MLR sounds great to the uninformed person. But lots of bad unintended consequences for the patient.
When I worked for a pretty big regional insurance company, here's how we determined our administrative costs: at the last management meeting of the year (the one at which bonuses were calculated), we'd subtract the amounts paid out in claims from the amount collected in premiums. The difference was the administrative cost ratio.
While I agree that the lion's share of health insurance premiums is comprised of medical costs (which are very sensitive to insurer size and local market share), I see very little evidence that insurers have had any incentive to exercise any control over their administrative costs, especially in the small group and individual markets.
There is plenty of evidence to support the contrary position.
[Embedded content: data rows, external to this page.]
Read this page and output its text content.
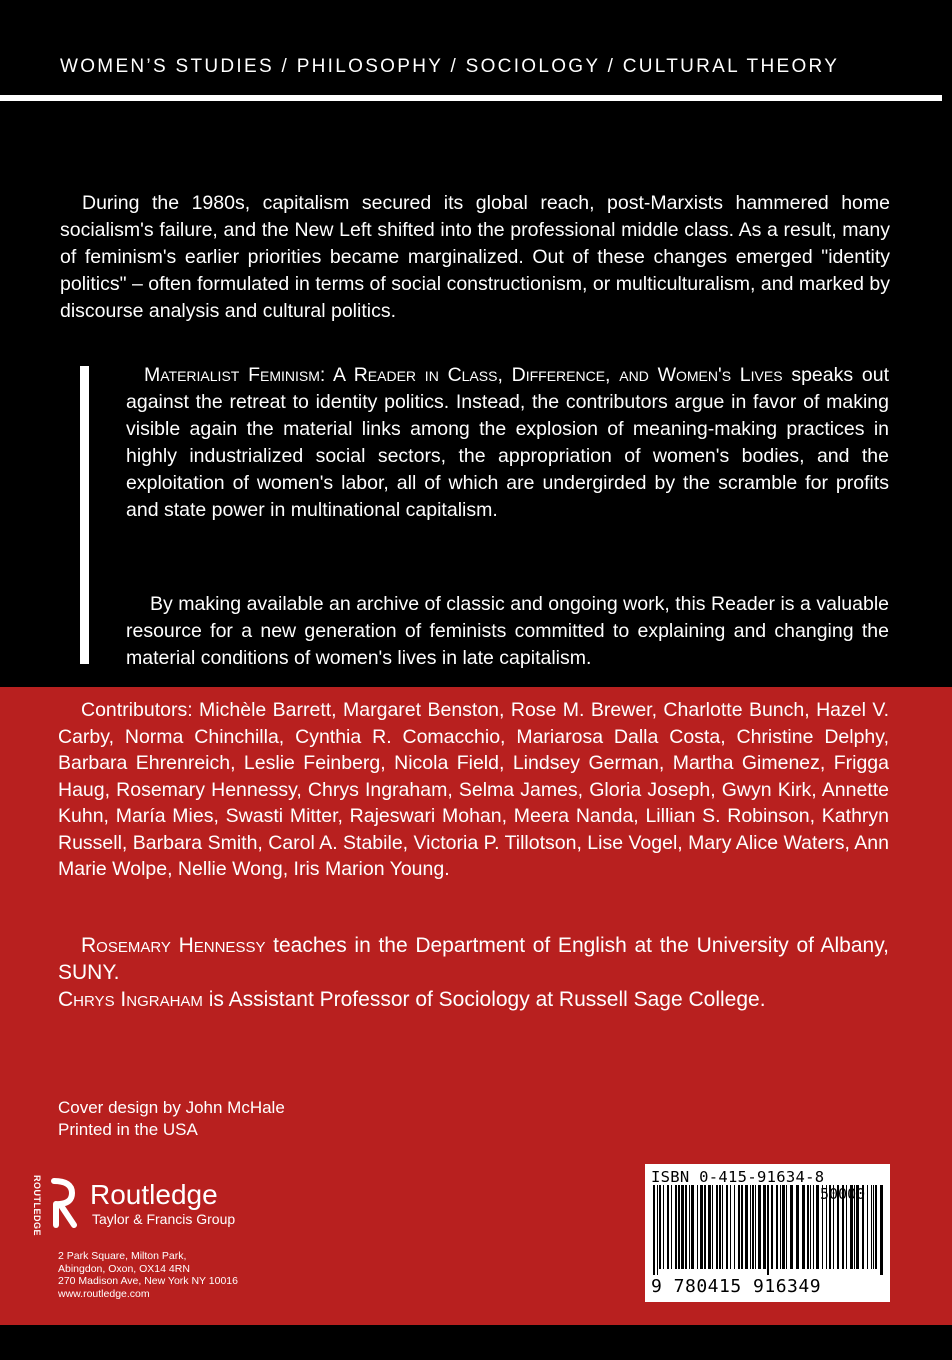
WOMEN’S STUDIES / PHILOSOPHY / SOCIOLOGY / CULTURAL THEORY
During the 1980s, capitalism secured its global reach, post-Marxists hammered home socialism's failure, and the New Left shifted into the professional middle class. As a result, many of feminism's earlier priorities became marginalized. Out of these changes emerged "identity politics" – often formulated in terms of social constructionism, or multiculturalism, and marked by discourse analysis and cultural politics.
Materialist Feminism: A Reader in Class, Difference, and Women's Lives speaks out against the retreat to identity politics. Instead, the contributors argue in favor of making visible again the material links among the explosion of meaning-making practices in highly industrialized social sectors, the appropriation of women's bodies, and the exploitation of women's labor, all of which are undergirded by the scramble for profits and state power in multinational capitalism.
By making available an archive of classic and ongoing work, this Reader is a valuable resource for a new generation of feminists committed to explaining and changing the material conditions of women's lives in late capitalism.
Contributors: Michèle Barrett, Margaret Benston, Rose M. Brewer, Charlotte Bunch, Hazel V. Carby, Norma Chinchilla, Cynthia R. Comacchio, Mariarosa Dalla Costa, Christine Delphy, Barbara Ehrenreich, Leslie Feinberg, Nicola Field, Lindsey German, Martha Gimenez, Frigga Haug, Rosemary Hennessy, Chrys Ingraham, Selma James, Gloria Joseph, Gwyn Kirk, Annette Kuhn, María Mies, Swasti Mitter, Rajeswari Mohan, Meera Nanda, Lillian S. Robinson, Kathryn Russell, Barbara Smith, Carol A. Stabile, Victoria P. Tillotson, Lise Vogel, Mary Alice Waters, Ann Marie Wolpe, Nellie Wong, Iris Marion Young.

Rosemary Hennessy teaches in the Department of English at the University of Albany, SUNY.

Chrys Ingraham is Assistant Professor of Sociology at Russell Sage College.

Cover design by John McHale
Printed in the USA
ROUTLEDGE Routledge
Taylor & Francis Group
2 Park Square, Milton Park,
Abingdon, Oxon, OX14 4RN
270 Madison Ave, New York NY 10016
www.routledge.com
ISBN 0-415-91634-8
50000
9 780415 916349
Since admin. costs are calculated as a percentage of premium, if premiums rise 20%, admin. costs generally rise 20% as well. This is akin to giving the company a 20% raise for doing no additional work.
Increasing administrative efficiency is one element of the health care "reform" package which could have been pursued voluntarily by the industry...But it wasn't.
While I agree that regulation is probably the worst way to control business costs, the lack of interest on the part of insurers to produce lower prices by reducing their administrative costs created the opportunity for legislators to...do something.
The fact that admin. costs consistently average 25-27 percent of premiums for small groups and 30-40 percent for individuals, and that the percentages have remained consistent even as premiums have increased does not suggest that insurers have been equally diligent in keeping their costs down; it suggests that they have been equally lazy in not attacking them, because they have had no incentive to do so. They can raise their prices...and their admin. costs at any time, without any questions from consumers or regulators.
Together with health insurance exchanges, perhaps a cap on admin. expenses will lead insurers to consider how to do business more efficiently, both through the new public entities and through the private exchanges I expect will emerge to enable insurers and those brokers who are left to compete.